FILE - A trader wears a protective mask as he works on the floor of the New York Stock Exchange (NYSE), in New York City, March 20, 2020.
FILE - A trader wears a protective mask as he works on the floor of the New York Stock Exchange (NYSE), in New York City, March 20, 2020.

JUBA, SOUTH SUDAN/KHARTOUM, SUDAN - U.S. stocks surged again Thursday after the Senate passed the $2 trillion coronavirus relief bill, with the House likely to follow.

The Dow Jones industrial average shot up 1,352 points, a 6% gain. The S&P 500 and Nasdaq Composite Index also climbed 6% each.

Major indexes in London, Paris and Frankfurt were also higher, but Tokyo’s Nikkei was down 5%.

Analysts said U.S. investors shook off the record-high 3.2 million new jobless claims recorded last week, expecting that number to be higher.

People wearing face masks walk past a bank electronic board showing the Hong Kong share index at Hong Kong Stock Exchange, March 26, 2020.

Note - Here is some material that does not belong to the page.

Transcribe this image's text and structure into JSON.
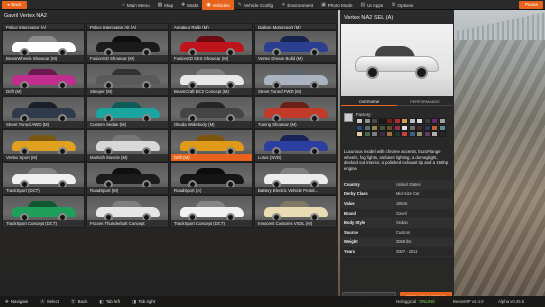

U.S. President Donald Trump has promised to sign the economic stimulus package as soon as the House passes it Friday.  It aims to flood the U.S. economy with billions of dollars in new spending for businesses, many of which have been brought to a standstill by the coronavirus.

Those businesses have been forced to lay off millions of workers, and those who are still working and getting paid aren’t finding too many stores and amusements open in which to spend.

Millions more are expected to file for unemployment benefits in the coming weeks. The U.S. jobless rate is forecast to hit double digits, and economists say a recession is almost a certainty.

But experts say the markets don’t always run parallel with the economy and that traders buy and sell stocks based on what they see in the months ahead.